Agapitos, P. A. (2015). Contesting Conceptual Boundaries: Byzantine Literature and Its History. Interfaces: A Journal of Medieval European Literatures, (1), 62–91. https://doi.org/10.13130/interfaces-4914
Received 2015-06-20
Accepted 2015-06-20
Published 2015-07-05

Abstract

The paper presents the problems of writing a history of Byzantine literature in the context of postmodern anxieties about canonization, authority and narrative histories of literature. An essential difficulty for such a project is the fact that Byzantine literature has been viewed as a continuation of or appendix to Ancient Greek literature, while, on the other, it has been divided into 'learned' and 'vernacular,' the latter category having been defined as Modern Greek since the middle of the nineteenth century. The paper offers two sets of criteria for establishing new concepts of periodization and taxonomy.
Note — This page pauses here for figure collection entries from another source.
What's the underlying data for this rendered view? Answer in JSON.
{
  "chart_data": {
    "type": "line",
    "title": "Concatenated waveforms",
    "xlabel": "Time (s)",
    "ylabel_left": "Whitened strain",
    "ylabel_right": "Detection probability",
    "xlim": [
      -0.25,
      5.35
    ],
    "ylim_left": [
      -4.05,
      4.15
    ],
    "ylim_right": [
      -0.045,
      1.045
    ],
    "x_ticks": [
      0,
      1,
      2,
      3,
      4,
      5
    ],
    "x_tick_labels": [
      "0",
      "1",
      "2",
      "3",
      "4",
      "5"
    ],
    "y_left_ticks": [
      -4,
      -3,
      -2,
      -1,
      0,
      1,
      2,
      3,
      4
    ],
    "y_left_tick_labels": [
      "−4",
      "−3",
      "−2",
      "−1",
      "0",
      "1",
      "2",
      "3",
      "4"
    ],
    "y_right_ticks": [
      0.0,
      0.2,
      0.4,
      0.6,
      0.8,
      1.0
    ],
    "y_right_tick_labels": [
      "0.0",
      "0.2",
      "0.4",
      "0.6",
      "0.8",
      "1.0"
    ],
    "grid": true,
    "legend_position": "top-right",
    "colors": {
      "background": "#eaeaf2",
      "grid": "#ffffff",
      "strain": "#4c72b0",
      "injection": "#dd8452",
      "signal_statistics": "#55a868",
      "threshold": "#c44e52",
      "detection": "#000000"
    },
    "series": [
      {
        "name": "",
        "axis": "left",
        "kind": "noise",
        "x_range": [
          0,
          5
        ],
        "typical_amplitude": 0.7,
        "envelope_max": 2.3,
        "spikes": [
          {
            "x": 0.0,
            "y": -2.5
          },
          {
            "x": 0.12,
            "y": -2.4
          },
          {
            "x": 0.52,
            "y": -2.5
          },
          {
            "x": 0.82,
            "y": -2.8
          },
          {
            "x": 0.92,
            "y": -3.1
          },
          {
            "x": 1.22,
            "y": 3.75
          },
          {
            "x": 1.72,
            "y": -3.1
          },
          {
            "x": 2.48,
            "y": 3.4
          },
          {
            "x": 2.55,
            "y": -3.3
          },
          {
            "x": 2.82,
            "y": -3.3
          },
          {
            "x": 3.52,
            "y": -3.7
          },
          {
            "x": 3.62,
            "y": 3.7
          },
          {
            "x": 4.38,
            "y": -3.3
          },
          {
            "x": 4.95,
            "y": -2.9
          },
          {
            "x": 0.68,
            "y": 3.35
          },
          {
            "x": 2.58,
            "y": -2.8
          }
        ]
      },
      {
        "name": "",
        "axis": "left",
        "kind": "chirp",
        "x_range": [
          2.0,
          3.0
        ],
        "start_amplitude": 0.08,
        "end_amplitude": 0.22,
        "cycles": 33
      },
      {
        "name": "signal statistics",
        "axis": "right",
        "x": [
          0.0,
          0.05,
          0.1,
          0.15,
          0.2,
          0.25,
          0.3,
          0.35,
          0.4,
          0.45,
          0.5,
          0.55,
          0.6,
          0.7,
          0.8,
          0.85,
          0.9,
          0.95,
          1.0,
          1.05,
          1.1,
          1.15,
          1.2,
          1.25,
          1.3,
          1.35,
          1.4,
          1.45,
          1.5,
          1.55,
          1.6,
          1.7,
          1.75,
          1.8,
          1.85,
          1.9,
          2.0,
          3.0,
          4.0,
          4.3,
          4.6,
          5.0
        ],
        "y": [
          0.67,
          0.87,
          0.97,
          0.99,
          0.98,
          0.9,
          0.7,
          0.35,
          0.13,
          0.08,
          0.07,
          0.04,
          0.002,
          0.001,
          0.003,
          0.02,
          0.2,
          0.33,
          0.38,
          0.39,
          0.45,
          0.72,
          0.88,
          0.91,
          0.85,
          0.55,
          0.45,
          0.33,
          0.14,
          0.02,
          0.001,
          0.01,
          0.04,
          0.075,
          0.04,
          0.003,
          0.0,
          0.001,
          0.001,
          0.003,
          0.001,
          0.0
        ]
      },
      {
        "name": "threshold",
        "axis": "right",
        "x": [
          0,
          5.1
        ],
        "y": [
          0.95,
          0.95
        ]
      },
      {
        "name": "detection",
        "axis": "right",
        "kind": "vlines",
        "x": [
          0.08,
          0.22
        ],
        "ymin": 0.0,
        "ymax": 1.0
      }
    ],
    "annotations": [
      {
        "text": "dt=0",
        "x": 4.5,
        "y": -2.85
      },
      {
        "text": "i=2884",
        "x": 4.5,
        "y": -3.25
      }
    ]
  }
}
A series of examples are indicatively adduced in order to explain the scientific and ideological impasse in which Byzantine Studies have found themselves at the end of the previous century, while delineating a proposal for a different approach to content and structure of a wider synthesis. Writing a 'new' history of Byzantine literature is an experiment in proposing a radical paradigm shift by means of which this particular literary production in Medieval Greek can be studied within the broader context of Medieval European literatures as an integrated entity rather than as a separate and peripheral phase in the histories of Ancient or Modern Greek literature.